A pesquisa, que vai compor a tese de doutorado de Caroline, mostra que a concentração desses hidrocarbonetos, uma classe de mais de cem substâncias químicas conhecidas pela sigla HPA, se torna muito elevada quando a cidade está imersa em uma nuvem de neblina e fumaça por causa das queimadas. A pesquisadora fez as coletas em dois pontos da cidade — o campus da universidade e a região central — usando aspiradores com filtros. Em seguida, os filtros passaram por lavagem e o líquido foi processado para a análise das substâncias contidas no material particulado do ar.

O passo final foi a exposição das células aos hidrocarbonetos. Caroline utilizou células do fígado porque se trata do órgão em que os HPAs são metabolizados no organismo. “Se tem dano no DNA, há potencial de câncer, mas ainda estamos estudando se esse dano é reparado depois”, disse. Trata-se de um estudo inédito e, após a apresentação da tese, a pesquisadora pretende reunir os dados para publicação, inclusive em revistas internacionais.

Mais risco

Maria Lúcia, especialista em química ambiental, lembra que os incêndios rurais queimam grande quantidade de biomassa, lançando no ar fuligem e partículas que fazem mal à saúde. “Estamos respirando um material particulado que vai para a nossa corrente sanguínea e não sabemos as consequências”, disse.
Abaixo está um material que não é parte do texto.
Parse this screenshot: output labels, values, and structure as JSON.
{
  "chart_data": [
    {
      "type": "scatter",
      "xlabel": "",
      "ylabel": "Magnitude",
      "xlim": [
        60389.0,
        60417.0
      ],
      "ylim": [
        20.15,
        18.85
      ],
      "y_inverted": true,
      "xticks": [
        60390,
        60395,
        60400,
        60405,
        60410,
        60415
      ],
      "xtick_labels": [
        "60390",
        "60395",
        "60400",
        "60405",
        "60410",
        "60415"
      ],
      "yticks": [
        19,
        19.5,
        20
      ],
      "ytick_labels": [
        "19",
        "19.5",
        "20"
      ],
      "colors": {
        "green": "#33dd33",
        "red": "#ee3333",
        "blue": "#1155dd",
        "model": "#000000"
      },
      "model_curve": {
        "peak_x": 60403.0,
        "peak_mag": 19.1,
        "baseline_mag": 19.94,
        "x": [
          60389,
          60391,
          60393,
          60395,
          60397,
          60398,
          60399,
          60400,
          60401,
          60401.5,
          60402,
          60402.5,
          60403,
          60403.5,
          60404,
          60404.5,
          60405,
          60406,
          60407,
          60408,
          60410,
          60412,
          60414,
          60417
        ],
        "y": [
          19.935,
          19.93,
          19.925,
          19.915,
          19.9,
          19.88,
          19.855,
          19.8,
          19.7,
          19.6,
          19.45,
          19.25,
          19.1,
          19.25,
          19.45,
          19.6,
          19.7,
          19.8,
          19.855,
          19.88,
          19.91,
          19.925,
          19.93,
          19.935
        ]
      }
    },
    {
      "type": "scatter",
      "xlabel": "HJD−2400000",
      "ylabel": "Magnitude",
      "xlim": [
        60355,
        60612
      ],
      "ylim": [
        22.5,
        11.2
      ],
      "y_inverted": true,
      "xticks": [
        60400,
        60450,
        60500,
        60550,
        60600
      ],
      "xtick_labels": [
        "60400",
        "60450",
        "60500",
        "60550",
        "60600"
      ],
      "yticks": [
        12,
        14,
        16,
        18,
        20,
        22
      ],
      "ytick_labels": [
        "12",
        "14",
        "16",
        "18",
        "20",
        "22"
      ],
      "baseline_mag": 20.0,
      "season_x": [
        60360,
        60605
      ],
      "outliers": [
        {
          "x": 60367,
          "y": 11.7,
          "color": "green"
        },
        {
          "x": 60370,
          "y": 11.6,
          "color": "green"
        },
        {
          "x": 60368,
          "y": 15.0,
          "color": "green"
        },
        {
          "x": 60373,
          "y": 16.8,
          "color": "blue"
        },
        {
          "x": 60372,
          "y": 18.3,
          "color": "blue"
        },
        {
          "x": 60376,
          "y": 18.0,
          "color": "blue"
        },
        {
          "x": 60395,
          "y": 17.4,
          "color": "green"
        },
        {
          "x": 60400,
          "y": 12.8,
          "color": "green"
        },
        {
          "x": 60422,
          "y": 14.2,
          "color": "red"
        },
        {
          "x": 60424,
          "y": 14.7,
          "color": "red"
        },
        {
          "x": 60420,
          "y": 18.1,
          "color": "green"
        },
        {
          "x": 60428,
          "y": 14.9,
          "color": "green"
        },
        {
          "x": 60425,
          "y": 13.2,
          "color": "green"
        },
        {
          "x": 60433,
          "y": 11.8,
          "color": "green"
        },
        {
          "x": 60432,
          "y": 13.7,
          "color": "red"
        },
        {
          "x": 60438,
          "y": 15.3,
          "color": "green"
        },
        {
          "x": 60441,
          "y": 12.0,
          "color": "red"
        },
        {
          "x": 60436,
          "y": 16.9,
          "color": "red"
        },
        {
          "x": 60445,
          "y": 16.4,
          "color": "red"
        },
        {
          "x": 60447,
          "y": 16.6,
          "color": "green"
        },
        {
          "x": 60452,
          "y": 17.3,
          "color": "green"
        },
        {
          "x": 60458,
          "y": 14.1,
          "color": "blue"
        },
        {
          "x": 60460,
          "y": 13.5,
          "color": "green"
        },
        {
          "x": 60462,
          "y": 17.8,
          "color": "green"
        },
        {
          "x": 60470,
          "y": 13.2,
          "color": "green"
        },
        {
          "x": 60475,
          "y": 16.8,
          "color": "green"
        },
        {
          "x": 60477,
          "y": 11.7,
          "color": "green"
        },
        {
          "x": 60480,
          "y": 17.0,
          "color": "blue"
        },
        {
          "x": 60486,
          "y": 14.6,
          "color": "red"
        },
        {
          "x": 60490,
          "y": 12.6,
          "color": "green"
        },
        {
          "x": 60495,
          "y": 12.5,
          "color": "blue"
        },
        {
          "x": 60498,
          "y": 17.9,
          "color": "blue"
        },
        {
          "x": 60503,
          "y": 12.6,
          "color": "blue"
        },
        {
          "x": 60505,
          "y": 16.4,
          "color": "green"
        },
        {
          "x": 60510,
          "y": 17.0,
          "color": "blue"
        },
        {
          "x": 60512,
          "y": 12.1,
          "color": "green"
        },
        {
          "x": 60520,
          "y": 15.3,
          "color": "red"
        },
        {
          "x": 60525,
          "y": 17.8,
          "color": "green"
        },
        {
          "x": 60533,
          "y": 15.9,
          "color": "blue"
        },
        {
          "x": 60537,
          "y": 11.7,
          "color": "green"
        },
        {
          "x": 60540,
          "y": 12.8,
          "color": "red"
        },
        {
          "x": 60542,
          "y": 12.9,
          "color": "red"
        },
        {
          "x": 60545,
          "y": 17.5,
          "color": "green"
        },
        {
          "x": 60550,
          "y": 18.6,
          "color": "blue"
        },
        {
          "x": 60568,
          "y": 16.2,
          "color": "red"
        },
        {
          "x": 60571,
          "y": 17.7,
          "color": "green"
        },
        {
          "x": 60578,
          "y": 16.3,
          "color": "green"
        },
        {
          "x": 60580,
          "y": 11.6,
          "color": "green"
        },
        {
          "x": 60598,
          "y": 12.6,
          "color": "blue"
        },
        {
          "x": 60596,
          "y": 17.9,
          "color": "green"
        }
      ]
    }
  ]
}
Segundo ela, a relação das queimadas com as doenças respiratórias e cardiovasculares já era conhecida. “Antes se acreditava que o aumento nas internações no inverno era decorrente do frio. Hoje, até porque quase não temos mais o frio, sabemos que se deve principalmente à qualidade do ar. Muita queimada, muito material particulado é igual a mais internação. A fuligem impregna o pulmão, dificulta a respiração e o coração é mais exigido”, detalha.

A fumaça das queimadas apresenta monóxido de carbono, que provoca sufocamento em quem o inala, e gases ácidos, como os óxidos de nitrogênio e enxofre, que provocam irritação das vias respiratórias. Segundo ela, o estudo está mostrando que as pessoas terão de se preocupar também com as partículas finas, quase indetectáveis, que a fumaça dos incêndios transporta para as casas das pessoas. “Estamos fazendo um alerta, mostrando que os danos podem ser piores do que sabemos, por isso é preciso conscientizar a população e combater as queimadas”, disse.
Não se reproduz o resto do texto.